Talking About Our Goals
Sarah and I were having a chat the other day regarding our financial goals which inspired me to write about the importance of goals in making financial choices. There is also a difference between a financial goal and financial priorities. The terms GOALS and BUDGET get misused quite frequently. Too often, priorities don’t match up with either which is where you can run into problems with satisfaction in your life.
A goal is more than a destination. As simple as it might be, it means nothing to say “My goal is to pay off my mortgage”. The assumption is that eventually you will pay off your mortgage so that equates to a meaningless throw away statement. A goal needs to be specific. “My goal is to pay off my mortgage in 10 years”. Now are getting somewhere.
Even a specific goal means nothing if it is just the destination though. A goal needs to be backed by an action plan. If your goal is to pay off your mortgage in 10 years but you are currently on track for 20 years you need to make a change to reach your goal. “My goal is to pay off my mortgage in 10 years by increasing my payments by 10% per year”. This is a great goal. A specific goal with an action plan is still meaningless without the action. A goal needs to be prioritized.
Financial priorities are the weight you put behind your various goals. That’s right…goals – plural. You can have multiple goals each with a specific plan but your resources are finite. When you set goals for yourself you have to figure out not only how important that goal is but also how urgent it is. “My number one goal is to pay off my mortgage in 10 years. I will so this by increasing my payments by 10% every year. This is important because I work in an industry that may be made redundant within the next decade and I will need the flexibility that being mortgage free provides”. Long-winded but specific, backed by an action plan and prioritized with urgency. Since that is the number one priority, it should hold the largest amount of resources.
A goal can change over time, as you mature it is only natural for things to change in your life. What seemed important in the past now doesn’t fit. Even if a goal doesn’t change the urgency changes, your priorities then shift.

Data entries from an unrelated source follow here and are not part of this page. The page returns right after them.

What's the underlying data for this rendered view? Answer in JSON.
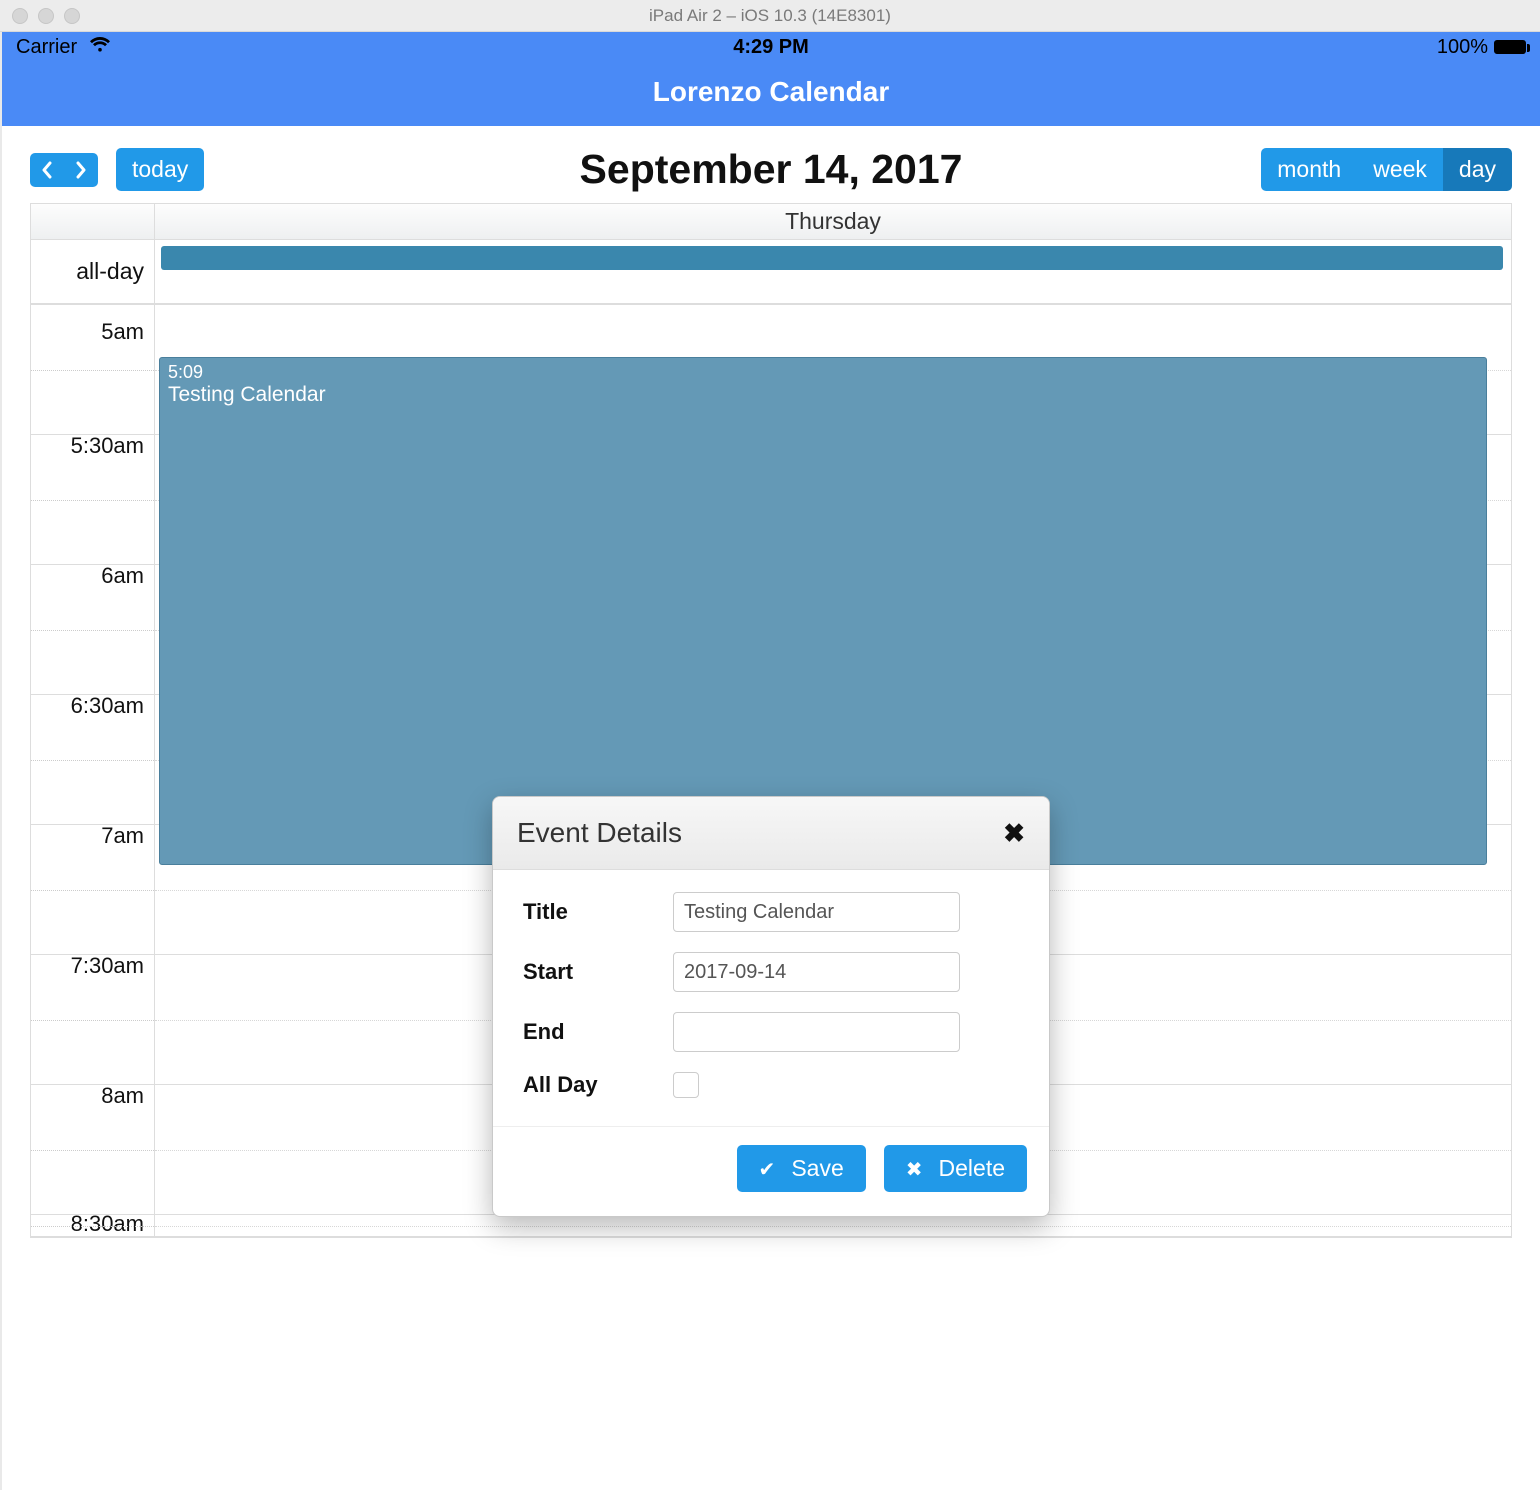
{
  "simulator": {
    "title": "iPad Air 2 – iOS 10.3 (14E8301)"
  },
  "status_bar": {
    "carrier": "Carrier",
    "time": "4:29 PM",
    "battery_pct": "100%"
  },
  "app": {
    "title": "Lorenzo Calendar"
  },
  "toolbar": {
    "today_label": "today",
    "date_title": "September 14, 2017",
    "views": {
      "month": "month",
      "week": "week",
      "day": "day"
    },
    "active_view": "day"
  },
  "grid": {
    "day_header": "Thursday",
    "allday_label": "all-day",
    "time_labels": [
      "5am",
      "5:30am",
      "6am",
      "6:30am",
      "7am",
      "7:30am",
      "8am"
    ],
    "bottom_peek_label": "8:30am"
  },
  "event": {
    "start_display": "5:09",
    "title": "Testing Calendar"
  },
  "modal": {
    "title": "Event Details",
    "labels": {
      "title": "Title",
      "start": "Start",
      "end": "End",
      "allday": "All Day"
    },
    "values": {
      "title": "Testing Calendar",
      "start": "2017-09-14",
      "end": "",
      "allday_checked": false
    },
    "buttons": {
      "save": "Save",
      "delete": "Delete"
    }
  }
}
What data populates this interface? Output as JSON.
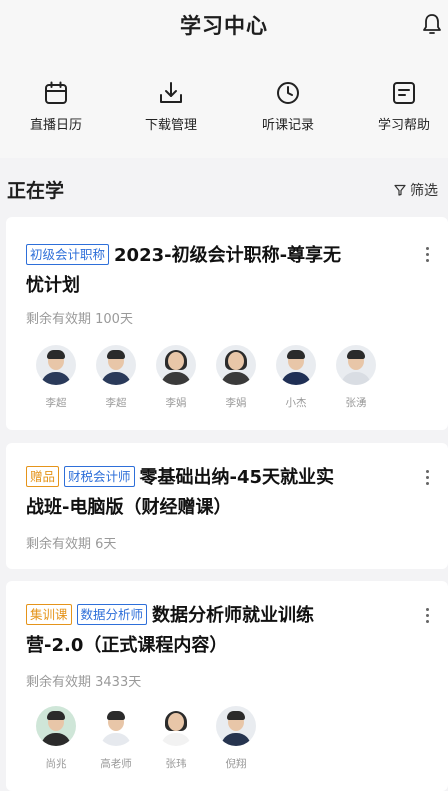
{
  "header": {
    "title": "学习中心",
    "bell_icon": "bell-icon"
  },
  "quicknav": [
    {
      "label": "直播日历",
      "icon": "calendar-icon"
    },
    {
      "label": "下载管理",
      "icon": "download-icon"
    },
    {
      "label": "听课记录",
      "icon": "clock-icon"
    },
    {
      "label": "学习帮助",
      "icon": "help-doc-icon"
    }
  ],
  "section": {
    "title": "正在学",
    "filter_label": "筛选"
  },
  "courses": [
    {
      "tags": [
        "初级会计职称"
      ],
      "title_line1": "2023-初级会计职称-尊享无",
      "title_line2": "忧计划",
      "validity": "剩余有效期 100天",
      "teachers": [
        "李超",
        "李超",
        "李娟",
        "李娟",
        "小杰",
        "张湧"
      ]
    },
    {
      "tags": [
        "赠品",
        "财税会计师"
      ],
      "title_line1": "零基础出纳-45天就业实",
      "title_line2": "战班-电脑版（财经赠课）",
      "validity": "剩余有效期 6天",
      "teachers": []
    },
    {
      "tags": [
        "集训课",
        "数据分析师"
      ],
      "title_line1": "数据分析师就业训练",
      "title_line2": "营-2.0（正式课程内容）",
      "validity": "剩余有效期 3433天",
      "teachers": [
        "尚兆",
        "高老师",
        "张玮",
        "倪翔"
      ]
    }
  ]
}
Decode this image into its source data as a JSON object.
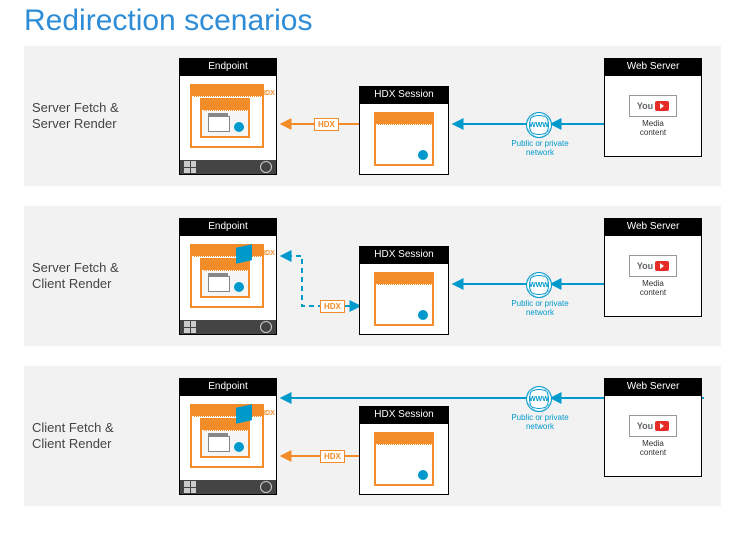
{
  "title": "Redirection scenarios",
  "scenarios": [
    {
      "label1": "Server Fetch &",
      "label2": "Server Render"
    },
    {
      "label1": "Server Fetch &",
      "label2": "Client Render"
    },
    {
      "label1": "Client Fetch &",
      "label2": "Client Render"
    }
  ],
  "endpoint": {
    "header": "Endpoint",
    "caption": "HDX"
  },
  "hdx": {
    "header": "HDX Session"
  },
  "webserver": {
    "header": "Web Server",
    "youtube": "You",
    "media1": "Media",
    "media2": "content"
  },
  "conn": {
    "hdx": "HDX",
    "www": "WWW",
    "net1": "Public or private",
    "net2": "network"
  }
}
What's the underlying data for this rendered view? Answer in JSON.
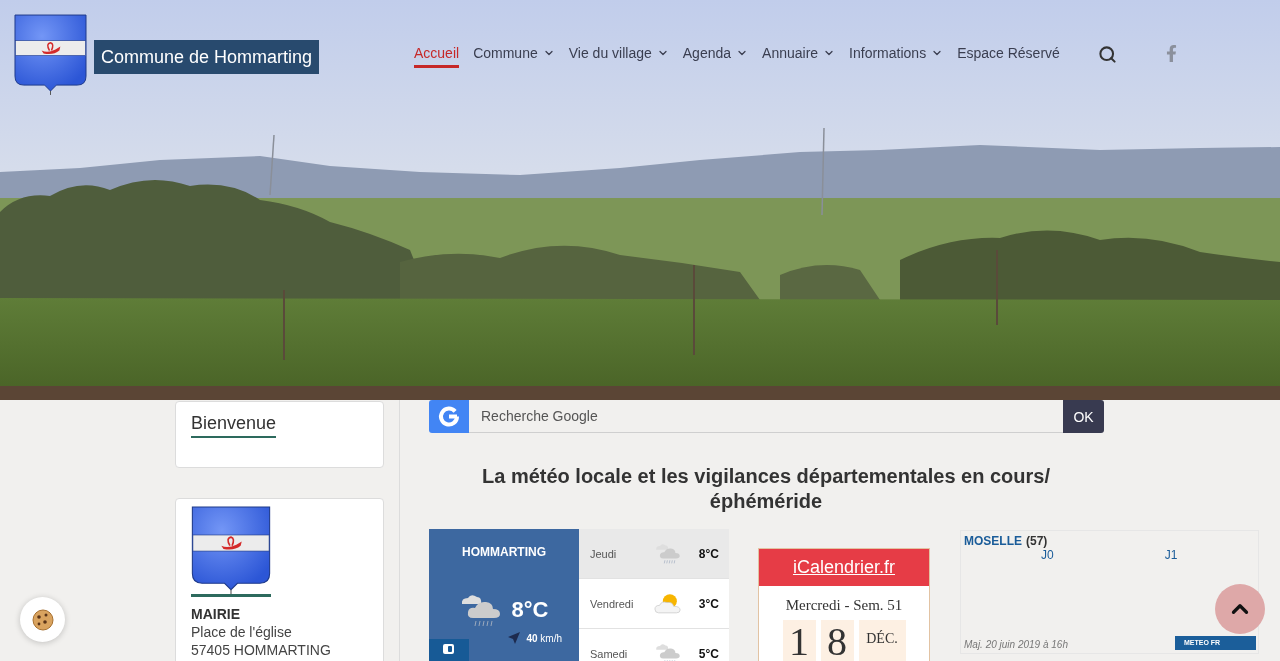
{
  "header": {
    "site_title": "Commune de Hommarting",
    "nav": [
      {
        "label": "Accueil",
        "selected": true,
        "has_submenu": false
      },
      {
        "label": "Commune",
        "selected": false,
        "has_submenu": true
      },
      {
        "label": "Vie du village",
        "selected": false,
        "has_submenu": true
      },
      {
        "label": "Agenda",
        "selected": false,
        "has_submenu": true
      },
      {
        "label": "Annuaire",
        "selected": false,
        "has_submenu": true
      },
      {
        "label": "Informations",
        "selected": false,
        "has_submenu": true
      },
      {
        "label": "Espace Réservé",
        "selected": false,
        "has_submenu": false
      }
    ]
  },
  "sidebar": {
    "cards": [
      {
        "kind": "heading",
        "title": "Bienvenue"
      },
      {
        "kind": "address",
        "title": "MAIRIE",
        "lines": [
          "Place de l'église",
          "57405 HOMMARTING"
        ]
      }
    ]
  },
  "search": {
    "placeholder": "Recherche Google",
    "button": "OK"
  },
  "section_title": "La météo locale et les vigilances départementales en cours/ éphéméride",
  "weather": {
    "city": "HOMMARTING",
    "temperature": "8°C",
    "wind": "**40** km/h",
    "forecast": [
      {
        "day": "Jeudi",
        "kind": "rain",
        "temperature": "8°C",
        "selected": true
      },
      {
        "day": "Vendredi",
        "kind": "sun-cloud",
        "temperature": "3°C",
        "selected": false
      },
      {
        "day": "Samedi",
        "kind": "rain",
        "temperature": "5°C",
        "selected": false
      }
    ]
  },
  "calendar": {
    "link": "iCalendrier.fr",
    "weekday_week": "Mercredi - Sem. 51",
    "day_digits": [
      "1",
      "8"
    ],
    "month": "DÉC."
  },
  "vigilance": {
    "department": "MOSELLE",
    "code": "(57)",
    "columns": [
      "J0",
      "J1"
    ],
    "updated": "Maj. 20 juin 2019 à 16h",
    "badge": "METEO FR"
  }
}
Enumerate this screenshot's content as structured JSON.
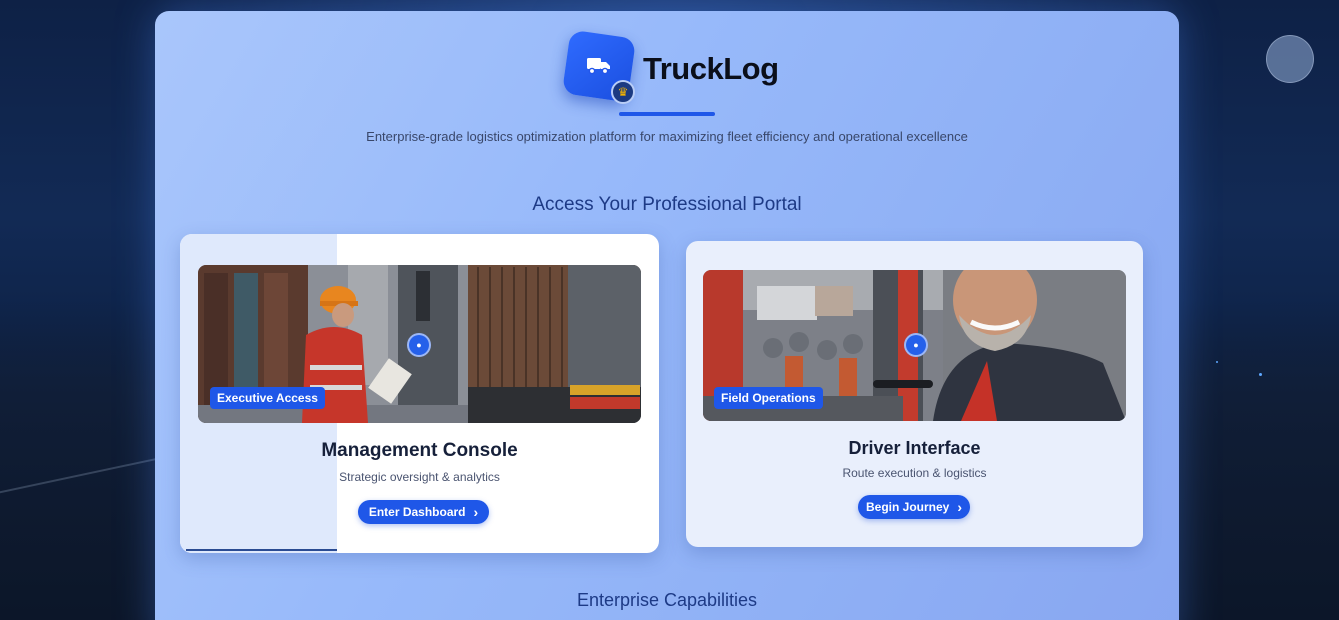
{
  "brand": {
    "name": "TruckLog",
    "logo_icon": "truck-icon",
    "badge_icon": "crown-icon",
    "tagline": "Enterprise-grade logistics optimization platform for maximizing fleet efficiency and operational excellence"
  },
  "portal": {
    "heading": "Access Your Professional Portal",
    "cards": [
      {
        "tag": "Executive Access",
        "title": "Management Console",
        "subtitle": "Strategic oversight & analytics",
        "cta": "Enter Dashboard",
        "photo_icon": "user-tie-icon"
      },
      {
        "tag": "Field Operations",
        "title": "Driver Interface",
        "subtitle": "Route execution & logistics",
        "cta": "Begin Journey",
        "photo_icon": "steering-icon"
      }
    ]
  },
  "capabilities": {
    "heading": "Enterprise Capabilities"
  },
  "colors": {
    "accent": "#1f57e8",
    "heading": "#1d3a86",
    "panel": "#97b9fa"
  }
}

For example – take home renovations. Your goals could be as follows:
- Finish basement before Christmas because I have family coming over and I will need the space for entertaining. As soon as the hardware store has there 20% sale I will get my materials and work on it evenings and weekends.
- Install hardwood on 2nd floor next spring because the carpet is in rough shape and long-term I’d prefer hardwood.
- Renovate bathroom in 2020 because it is ugly and I don’t want to look at it for much longer.
Specific goals with various levels of urgency = priorities!
If you get a report that your furnace is likely going to need replacement in a couple of years – that will likely take priority over at least the bathroom if not the hardwood.
A budget relates to both goals and priorities. A budget serves as a tool for achieving your goals. “My goal is to save $3,000 by May so I can attend my friend’s destination wedding. To achieve this I am going to dedicate $400 every month to saving for the trip”. By allocating money in your budget towards your goal you have an action plan that will work.
Your budget is also a snapshot of your priorities. Where you put your available resources should line up with where you want to focus. This isn’t strictly a matter of the amount – you may pay more for your mortgage than you do for vacation but if you have any extra money where you put it really reflects on your choices.
Goals are very important; they help guide us towards what we truly want. They need to be specific, actionable and have a level of importance. Priorities help us have multiple goals, organized by level of importance. Budgets can be used as a tool to employ that organization.
What is your number one goal (top of your priority list), and is it specific enough to really get done?